例えば、上述の実施形態では、ドライブプレート41,241に、凸部52a,52b,252を設け、ロックプレート48,248に、係合凹部46,246を設ける場合について説明した。しかしながら、これに限られるものではなく、ロックプレート48,248に凸部52a,52b,252を設け、ドライブプレート41,241に、係合凹部46,246を設けてもよい。
【0094】
また、上述の実施形態では、クラッチ機構4に設けたブレーキバネ70を、外力によってドライブプレート41,241が回転しようとする場合のドライブプレート41,241の回転量を規制する回転量規制部として機能させる場合について説明した。しかしながら、これに限られるものではなく、ロックプレート第2解除凸部49にバネ解除凸部66が乗り上げてしまうことを防止するためにドライブプレート41,241の回転量を規制する回転量規制部を、別途設けてもよい。
【0095】
さらに、上述の第1実施形態のクラッチ機構4に、第1係合孔36a,36b、第2係合孔62a,62b、係合凹部46、ロックプレート第2解除凸部49、および凸部52a,52bを設けた場合について説明した。また、上述の第2実施形態のクラッチ機構204に、第1係合孔236、第2係合孔262、係合凹部246、ロックプレート第2解除凸部49、および凸部252をそれぞれ1つずつ設けた場合について説明した。しかしながら、これに限られるものではなく、各々個数は任意に設定することが可能である。
【0096】
また、上述の実施形態では、センターシャフト28に形成された雄ネジ部32にナット33を螺合し、これにより、センターシャフト28からのロックプレート38、ウォームホイール16、およびドライブプレート41の抜けを規制する場合について説明した。しかしながら、センターシャフト28からのロックプレート38、ウォームホイール16、およびドライブプレート41の抜けを規制できればよい。例えば、ナット33に代えてセンターシャフト28にピンや楔を設け、これによって、センターシャフト28からのロックプレート38、ウォームホイール16、およびドライブプレート41の抜けを規制してもよい。
【0097】
さらに、上述の実施形態では、ブレーキバネ70は、略C字状のブレーキ本体71と、ブレーキ本体71の2つの先端にそれぞれ一体成形されている2つの作用部72と、が一体成形されたものである場合について説明した。そして、2つの作用部72は、ブレーキ本体71の先端から径方向内側に、且つ互いに接近する方向に向かって折り返されるように屈曲延出する内側曲折部72aと、内側曲折部72aの先端から径方向外側に、且つ互いに接近する方向に向かって折り返されるように屈曲延出する外側曲折部72bと、外側曲折部72bの先端から互いに離間する方向に向かって折り返されるように屈曲延出する折り返し部72cと、が一体成形されたものである場合について説明した。

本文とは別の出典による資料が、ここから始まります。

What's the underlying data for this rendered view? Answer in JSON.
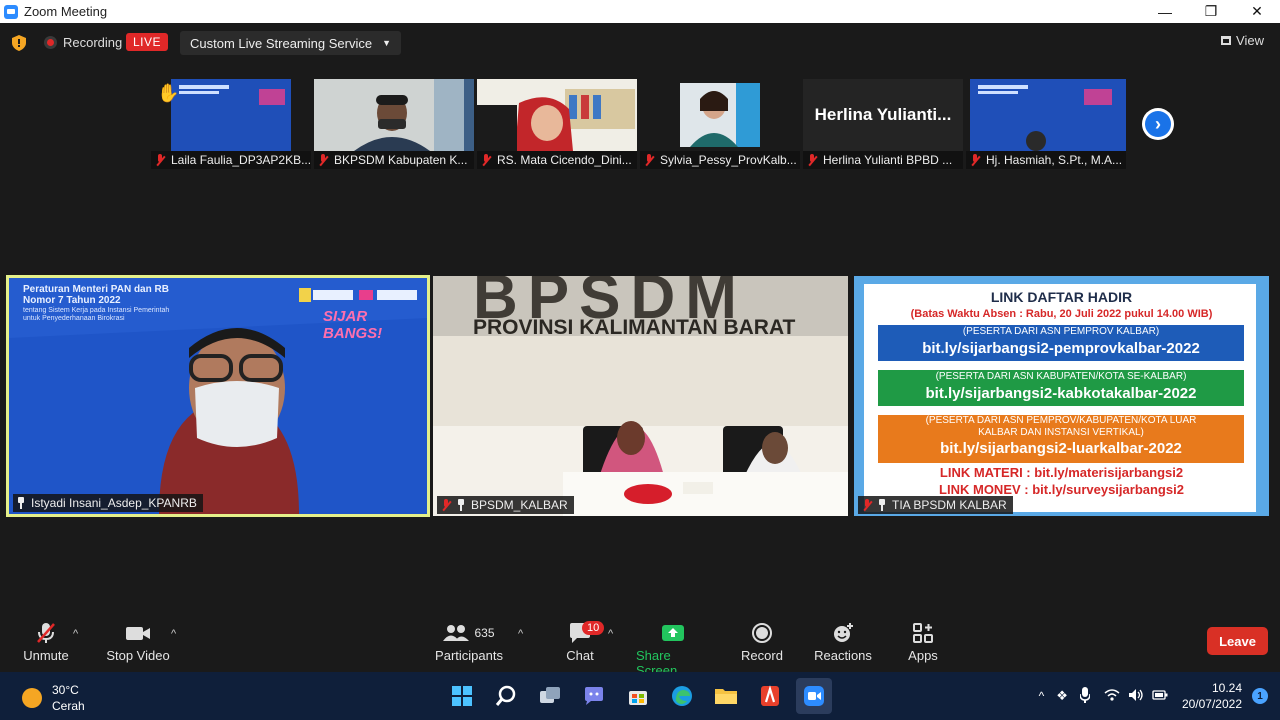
{
  "window": {
    "title": "Zoom Meeting"
  },
  "topbar": {
    "recording_label": "Recording",
    "live_label": "LIVE",
    "stream_label": "Custom Live Streaming Service",
    "view_label": "View"
  },
  "gallery": [
    {
      "name": "Laila Faulia_DP3AP2KB...",
      "hand_raised": true
    },
    {
      "name": "BKPSDM Kabupaten K..."
    },
    {
      "name": "RS. Mata Cicendo_Dini..."
    },
    {
      "name": "Sylvia_Pessy_ProvKalb..."
    },
    {
      "name": "Herlina Yulianti BPBD ...",
      "display_text": "Herlina Yulianti..."
    },
    {
      "name": "Hj. Hasmiah, S.Pt., M.A..."
    }
  ],
  "tiles": {
    "speaker": {
      "name": "Istyadi Insani_Asdep_KPANRB",
      "slide_title_1": "Peraturan Menteri PAN dan RB",
      "slide_title_2": "Nomor 7 Tahun 2022",
      "slide_sub_1": "tentang Sistem Kerja pada Instansi Pemerintah",
      "slide_sub_2": "untuk Penyederhanaan Birokrasi",
      "logo_text": "SIJAR BANGS!"
    },
    "room": {
      "name": "BPSDM_KALBAR",
      "wall_top": "BPSDM",
      "wall_text": "PROVINSI KALIMANTAN BARAT"
    },
    "links": {
      "name": "TIA BPSDM KALBAR",
      "heading": "LINK DAFTAR HADIR",
      "deadline": "(Batas Waktu Absen : Rabu, 20 Juli 2022 pukul 14.00 WIB)",
      "blue_small": "(PESERTA DARI ASN PEMPROV KALBAR)",
      "blue_link": "bit.ly/sijarbangsi2-pemprovkalbar-2022",
      "green_small": "(PESERTA DARI ASN KABUPATEN/KOTA SE-KALBAR)",
      "green_link": "bit.ly/sijarbangsi2-kabkotakalbar-2022",
      "orange_small_1": "(PESERTA DARI ASN PEMPROV/KABUPATEN/KOTA LUAR",
      "orange_small_2": "KALBAR DAN INSTANSI VERTIKAL)",
      "orange_link": "bit.ly/sijarbangsi2-luarkalbar-2022",
      "materi": "LINK MATERI : bit.ly/materisijarbangsi2",
      "money": "LINK MONEV : bit.ly/surveysijarbangsi2"
    }
  },
  "toolbar": {
    "unmute": "Unmute",
    "stop_video": "Stop Video",
    "participants": "Participants",
    "participants_count": "635",
    "chat": "Chat",
    "chat_badge": "10",
    "share": "Share Screen",
    "record": "Record",
    "reactions": "Reactions",
    "apps": "Apps",
    "leave": "Leave"
  },
  "taskbar": {
    "temp": "30°C",
    "weather": "Cerah",
    "time": "10.24",
    "date": "20/07/2022",
    "notifications": "1"
  },
  "colors": {
    "accent": "#2d8cff",
    "live": "#e02828",
    "share": "#22c55e",
    "leave": "#d93025"
  }
}
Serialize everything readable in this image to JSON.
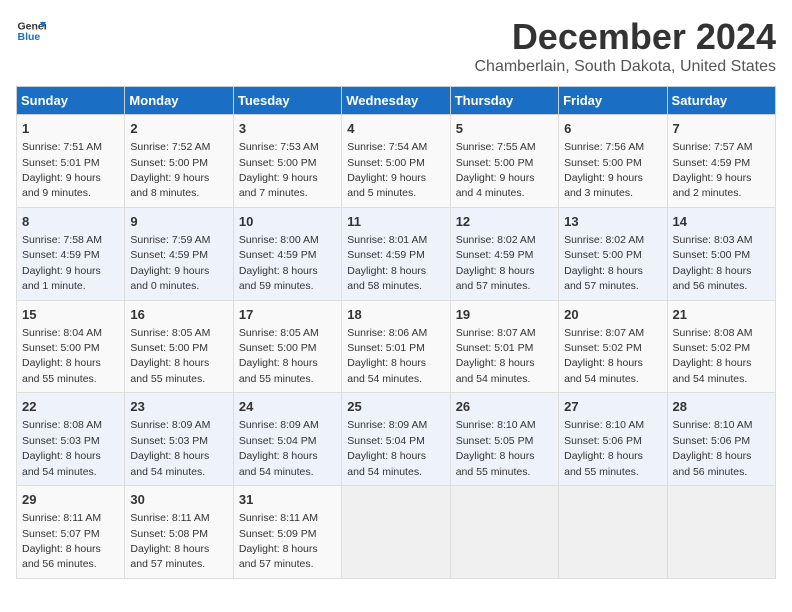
{
  "logo": {
    "line1": "General",
    "line2": "Blue"
  },
  "header": {
    "month": "December 2024",
    "location": "Chamberlain, South Dakota, United States"
  },
  "weekdays": [
    "Sunday",
    "Monday",
    "Tuesday",
    "Wednesday",
    "Thursday",
    "Friday",
    "Saturday"
  ],
  "weeks": [
    [
      {
        "day": "1",
        "info": "Sunrise: 7:51 AM\nSunset: 5:01 PM\nDaylight: 9 hours and 9 minutes."
      },
      {
        "day": "2",
        "info": "Sunrise: 7:52 AM\nSunset: 5:00 PM\nDaylight: 9 hours and 8 minutes."
      },
      {
        "day": "3",
        "info": "Sunrise: 7:53 AM\nSunset: 5:00 PM\nDaylight: 9 hours and 7 minutes."
      },
      {
        "day": "4",
        "info": "Sunrise: 7:54 AM\nSunset: 5:00 PM\nDaylight: 9 hours and 5 minutes."
      },
      {
        "day": "5",
        "info": "Sunrise: 7:55 AM\nSunset: 5:00 PM\nDaylight: 9 hours and 4 minutes."
      },
      {
        "day": "6",
        "info": "Sunrise: 7:56 AM\nSunset: 5:00 PM\nDaylight: 9 hours and 3 minutes."
      },
      {
        "day": "7",
        "info": "Sunrise: 7:57 AM\nSunset: 4:59 PM\nDaylight: 9 hours and 2 minutes."
      }
    ],
    [
      {
        "day": "8",
        "info": "Sunrise: 7:58 AM\nSunset: 4:59 PM\nDaylight: 9 hours and 1 minute."
      },
      {
        "day": "9",
        "info": "Sunrise: 7:59 AM\nSunset: 4:59 PM\nDaylight: 9 hours and 0 minutes."
      },
      {
        "day": "10",
        "info": "Sunrise: 8:00 AM\nSunset: 4:59 PM\nDaylight: 8 hours and 59 minutes."
      },
      {
        "day": "11",
        "info": "Sunrise: 8:01 AM\nSunset: 4:59 PM\nDaylight: 8 hours and 58 minutes."
      },
      {
        "day": "12",
        "info": "Sunrise: 8:02 AM\nSunset: 4:59 PM\nDaylight: 8 hours and 57 minutes."
      },
      {
        "day": "13",
        "info": "Sunrise: 8:02 AM\nSunset: 5:00 PM\nDaylight: 8 hours and 57 minutes."
      },
      {
        "day": "14",
        "info": "Sunrise: 8:03 AM\nSunset: 5:00 PM\nDaylight: 8 hours and 56 minutes."
      }
    ],
    [
      {
        "day": "15",
        "info": "Sunrise: 8:04 AM\nSunset: 5:00 PM\nDaylight: 8 hours and 55 minutes."
      },
      {
        "day": "16",
        "info": "Sunrise: 8:05 AM\nSunset: 5:00 PM\nDaylight: 8 hours and 55 minutes."
      },
      {
        "day": "17",
        "info": "Sunrise: 8:05 AM\nSunset: 5:00 PM\nDaylight: 8 hours and 55 minutes."
      },
      {
        "day": "18",
        "info": "Sunrise: 8:06 AM\nSunset: 5:01 PM\nDaylight: 8 hours and 54 minutes."
      },
      {
        "day": "19",
        "info": "Sunrise: 8:07 AM\nSunset: 5:01 PM\nDaylight: 8 hours and 54 minutes."
      },
      {
        "day": "20",
        "info": "Sunrise: 8:07 AM\nSunset: 5:02 PM\nDaylight: 8 hours and 54 minutes."
      },
      {
        "day": "21",
        "info": "Sunrise: 8:08 AM\nSunset: 5:02 PM\nDaylight: 8 hours and 54 minutes."
      }
    ],
    [
      {
        "day": "22",
        "info": "Sunrise: 8:08 AM\nSunset: 5:03 PM\nDaylight: 8 hours and 54 minutes."
      },
      {
        "day": "23",
        "info": "Sunrise: 8:09 AM\nSunset: 5:03 PM\nDaylight: 8 hours and 54 minutes."
      },
      {
        "day": "24",
        "info": "Sunrise: 8:09 AM\nSunset: 5:04 PM\nDaylight: 8 hours and 54 minutes."
      },
      {
        "day": "25",
        "info": "Sunrise: 8:09 AM\nSunset: 5:04 PM\nDaylight: 8 hours and 54 minutes."
      },
      {
        "day": "26",
        "info": "Sunrise: 8:10 AM\nSunset: 5:05 PM\nDaylight: 8 hours and 55 minutes."
      },
      {
        "day": "27",
        "info": "Sunrise: 8:10 AM\nSunset: 5:06 PM\nDaylight: 8 hours and 55 minutes."
      },
      {
        "day": "28",
        "info": "Sunrise: 8:10 AM\nSunset: 5:06 PM\nDaylight: 8 hours and 56 minutes."
      }
    ],
    [
      {
        "day": "29",
        "info": "Sunrise: 8:11 AM\nSunset: 5:07 PM\nDaylight: 8 hours and 56 minutes."
      },
      {
        "day": "30",
        "info": "Sunrise: 8:11 AM\nSunset: 5:08 PM\nDaylight: 8 hours and 57 minutes."
      },
      {
        "day": "31",
        "info": "Sunrise: 8:11 AM\nSunset: 5:09 PM\nDaylight: 8 hours and 57 minutes."
      },
      null,
      null,
      null,
      null
    ]
  ]
}
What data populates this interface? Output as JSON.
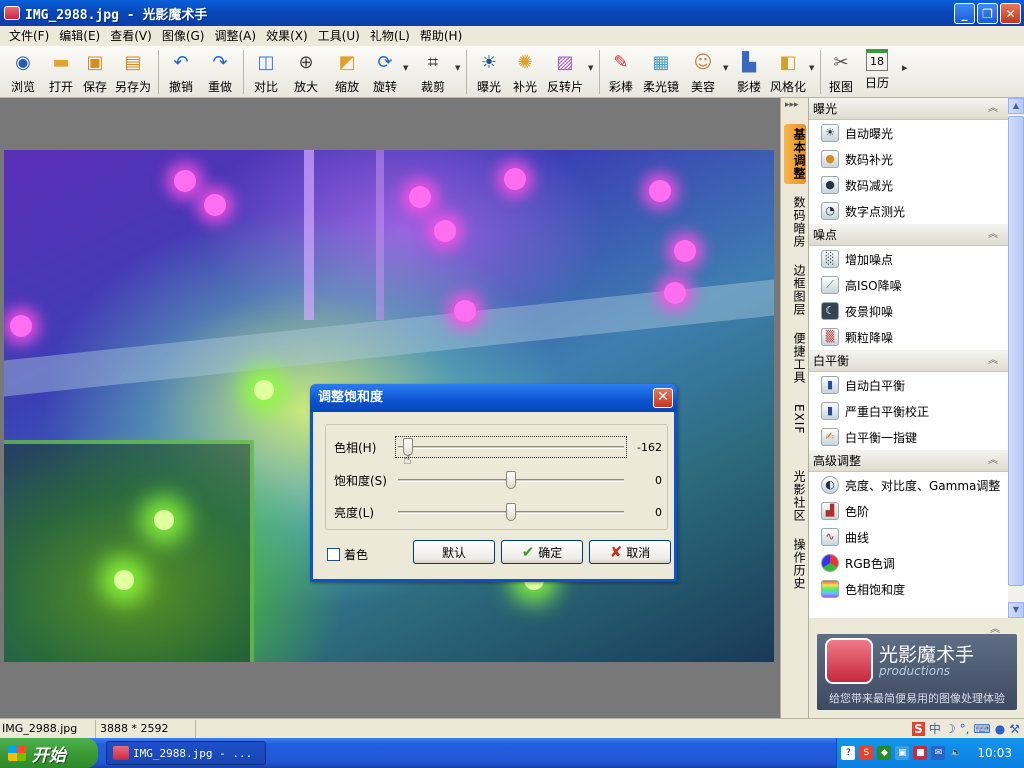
{
  "window": {
    "title": "IMG_2988.jpg - 光影魔术手",
    "buttons": {
      "min": "_",
      "max": "❐",
      "close": "✕"
    }
  },
  "menu": [
    "文件(F)",
    "编辑(E)",
    "查看(V)",
    "图像(G)",
    "调整(A)",
    "效果(X)",
    "工具(U)",
    "礼物(L)",
    "帮助(H)"
  ],
  "toolbar": {
    "items": [
      {
        "label": "浏览",
        "icon": "eye-icon"
      },
      {
        "label": "打开",
        "icon": "folder-icon"
      },
      {
        "label": "保存",
        "icon": "save-icon"
      },
      {
        "label": "另存为",
        "icon": "save-as-icon"
      },
      {
        "label": "撤销",
        "icon": "undo-icon"
      },
      {
        "label": "重做",
        "icon": "redo-icon"
      },
      {
        "label": "对比",
        "icon": "compare-icon"
      },
      {
        "label": "放大",
        "icon": "zoom-in-icon"
      },
      {
        "label": "缩放",
        "icon": "resize-icon"
      },
      {
        "label": "旋转",
        "icon": "rotate-icon"
      },
      {
        "label": "裁剪",
        "icon": "crop-icon"
      },
      {
        "label": "曝光",
        "icon": "exposure-icon"
      },
      {
        "label": "补光",
        "icon": "fill-light-icon"
      },
      {
        "label": "反转片",
        "icon": "slide-film-icon"
      },
      {
        "label": "彩棒",
        "icon": "color-wand-icon"
      },
      {
        "label": "柔光镜",
        "icon": "soft-light-icon"
      },
      {
        "label": "美容",
        "icon": "beauty-icon"
      },
      {
        "label": "影楼",
        "icon": "studio-icon"
      },
      {
        "label": "风格化",
        "icon": "stylize-icon"
      },
      {
        "label": "抠图",
        "icon": "cutout-icon"
      },
      {
        "label": "日历",
        "icon": "calendar-icon",
        "badge": "18"
      }
    ]
  },
  "dialog": {
    "title": "调整饱和度",
    "sliders": [
      {
        "label": "色相(H)",
        "value": "-162",
        "position": 0.03
      },
      {
        "label": "饱和度(S)",
        "value": "0",
        "position": 0.5
      },
      {
        "label": "亮度(L)",
        "value": "0",
        "position": 0.5
      }
    ],
    "colorize_label": "着色",
    "buttons": {
      "default": "默认",
      "ok": "确定",
      "cancel": "取消"
    }
  },
  "side_tabs": [
    "基本调整",
    "数码暗房",
    "边框图层",
    "便捷工具",
    "EXIF",
    "光影社区",
    "操作历史"
  ],
  "panel": {
    "sections": [
      {
        "title": "曝光",
        "items": [
          {
            "label": "自动曝光",
            "icon": "auto-exposure-icon"
          },
          {
            "label": "数码补光",
            "icon": "digital-fill-light-icon"
          },
          {
            "label": "数码减光",
            "icon": "digital-reduce-light-icon"
          },
          {
            "label": "数字点测光",
            "icon": "spot-metering-icon"
          }
        ]
      },
      {
        "title": "噪点",
        "items": [
          {
            "label": "增加噪点",
            "icon": "add-noise-icon"
          },
          {
            "label": "高ISO降噪",
            "icon": "high-iso-denoise-icon"
          },
          {
            "label": "夜景抑噪",
            "icon": "night-denoise-icon"
          },
          {
            "label": "颗粒降噪",
            "icon": "grain-denoise-icon"
          }
        ]
      },
      {
        "title": "白平衡",
        "items": [
          {
            "label": "自动白平衡",
            "icon": "auto-white-balance-icon"
          },
          {
            "label": "严重白平衡校正",
            "icon": "severe-white-balance-icon"
          },
          {
            "label": "白平衡一指键",
            "icon": "one-touch-white-balance-icon"
          }
        ]
      },
      {
        "title": "高级调整",
        "items": [
          {
            "label": "亮度、对比度、Gamma调整",
            "icon": "brightness-contrast-icon"
          },
          {
            "label": "色阶",
            "icon": "levels-icon"
          },
          {
            "label": "曲线",
            "icon": "curves-icon"
          },
          {
            "label": "RGB色调",
            "icon": "rgb-tone-icon"
          },
          {
            "label": "色相饱和度",
            "icon": "hue-saturation-icon"
          }
        ]
      }
    ]
  },
  "promo": {
    "name": "光影魔术手",
    "sub": "productions",
    "tagline": "给您带来最简便易用的图像处理体验"
  },
  "status": {
    "filename": "IMG_2988.jpg",
    "dimensions": "3888 * 2592"
  },
  "taskbar": {
    "start": "开始",
    "task": "IMG_2988.jpg - ...",
    "clock": "10:03"
  },
  "colors": {
    "accent": "#0a53d0",
    "start_green": "#3c9c37",
    "active_tab": "#e8902a"
  }
}
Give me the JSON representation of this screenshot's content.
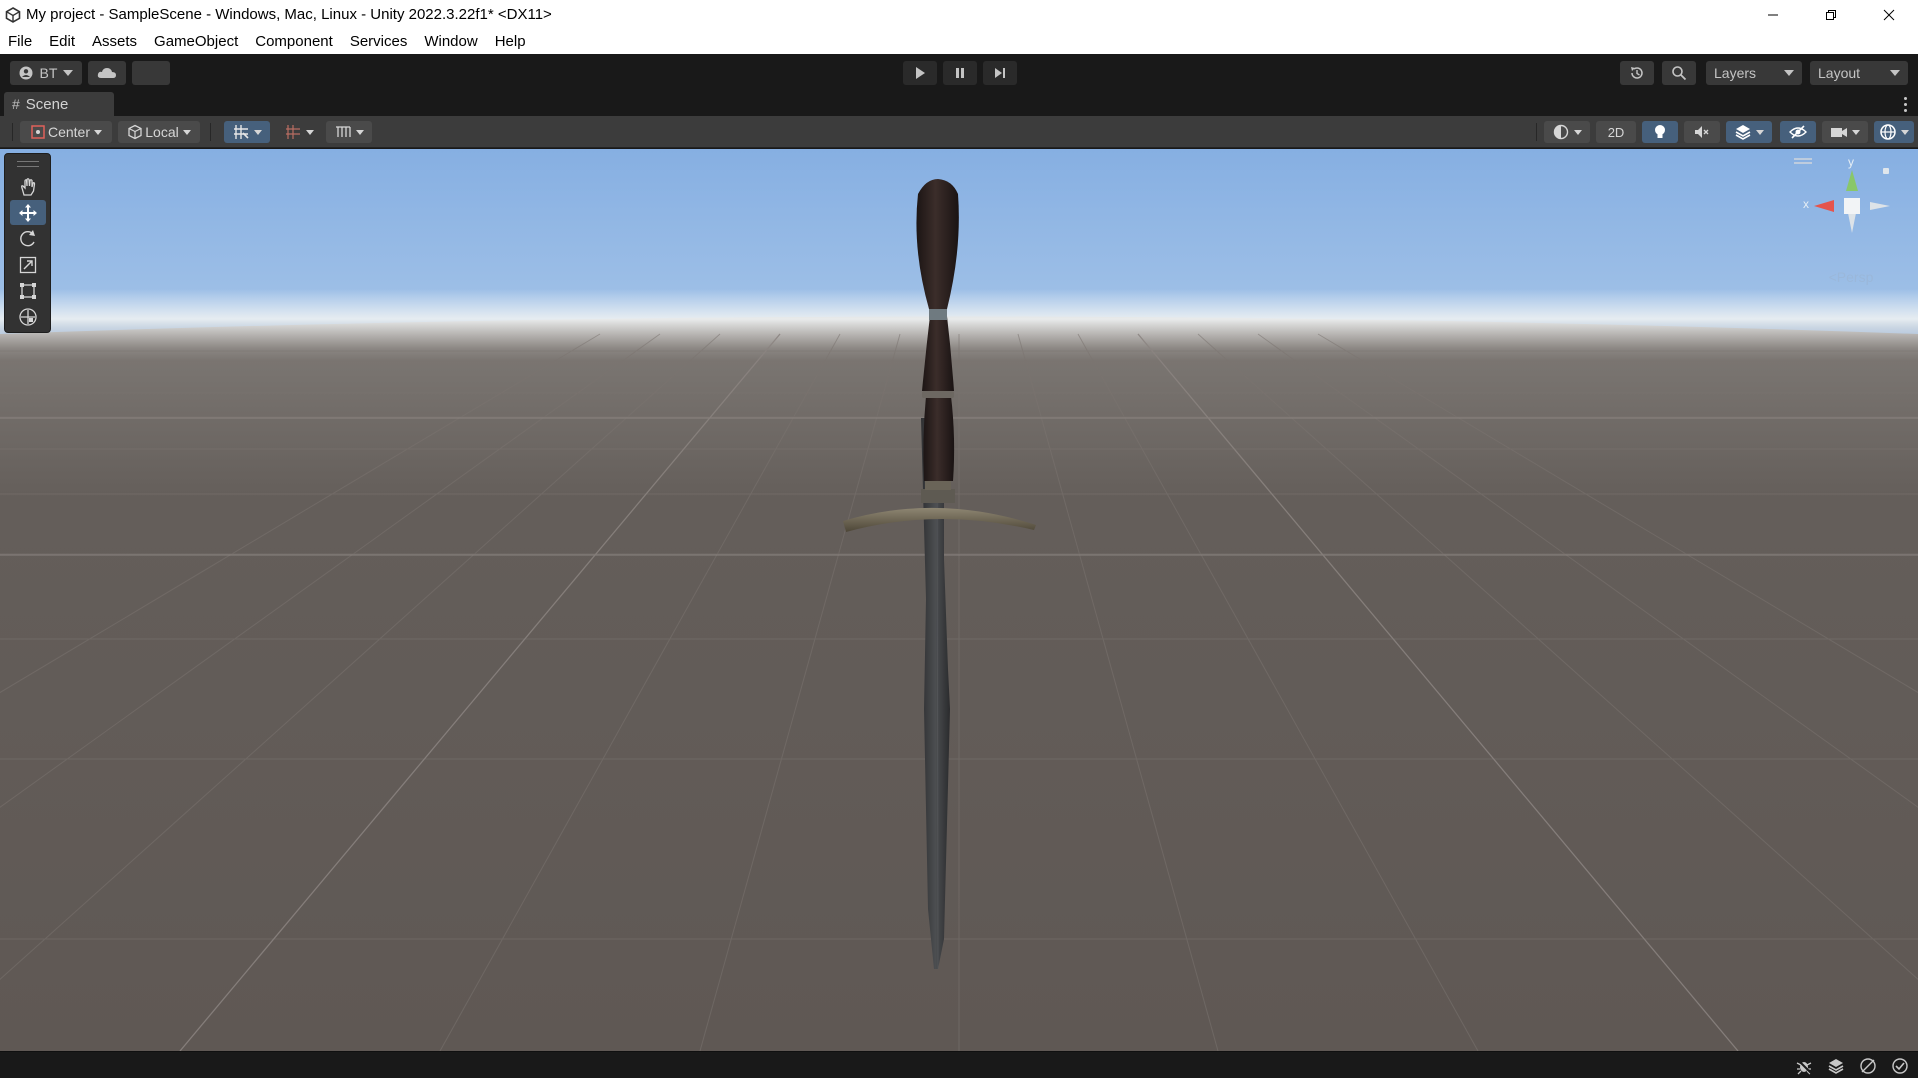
{
  "window": {
    "title": "My project - SampleScene - Windows, Mac, Linux - Unity 2022.3.22f1* <DX11>",
    "controls": {
      "minimize_icon": "minimize-icon",
      "maximize_icon": "restore-icon",
      "close_icon": "close-icon"
    }
  },
  "menu": [
    "File",
    "Edit",
    "Assets",
    "GameObject",
    "Component",
    "Services",
    "Window",
    "Help"
  ],
  "toolbar": {
    "account_label": "BT",
    "layers_label": "Layers",
    "layout_label": "Layout",
    "play_icon": "play-icon",
    "pause_icon": "pause-icon",
    "step_icon": "step-icon"
  },
  "scene_tab": {
    "label": "Scene"
  },
  "scene_toolbar": {
    "pivot_label": "Center",
    "space_label": "Local",
    "view_2d_label": "2D"
  },
  "gizmo": {
    "y_label": "y",
    "x_label": "x",
    "projection_label": "<Persp"
  },
  "colors": {
    "toolbar_bg": "#191919",
    "panel_bg": "#3c3c3c",
    "active_blue": "#46607c",
    "sky_top": "#8ab3e4",
    "horizon": "#f2f6f8",
    "ground": "#5f5854"
  }
}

しかしながら、これに限られるものではなく、ブレーキバネ70は、軸方向からみて略C字状に形成され、その開口にドライブプレート41の他方の凸部52b、または凸部252が介在していればよい。また、バネ解除凸部66が当接することにより、ウォームホイール16と一体となってブレーキバネ70が回転するように形成されていればよい。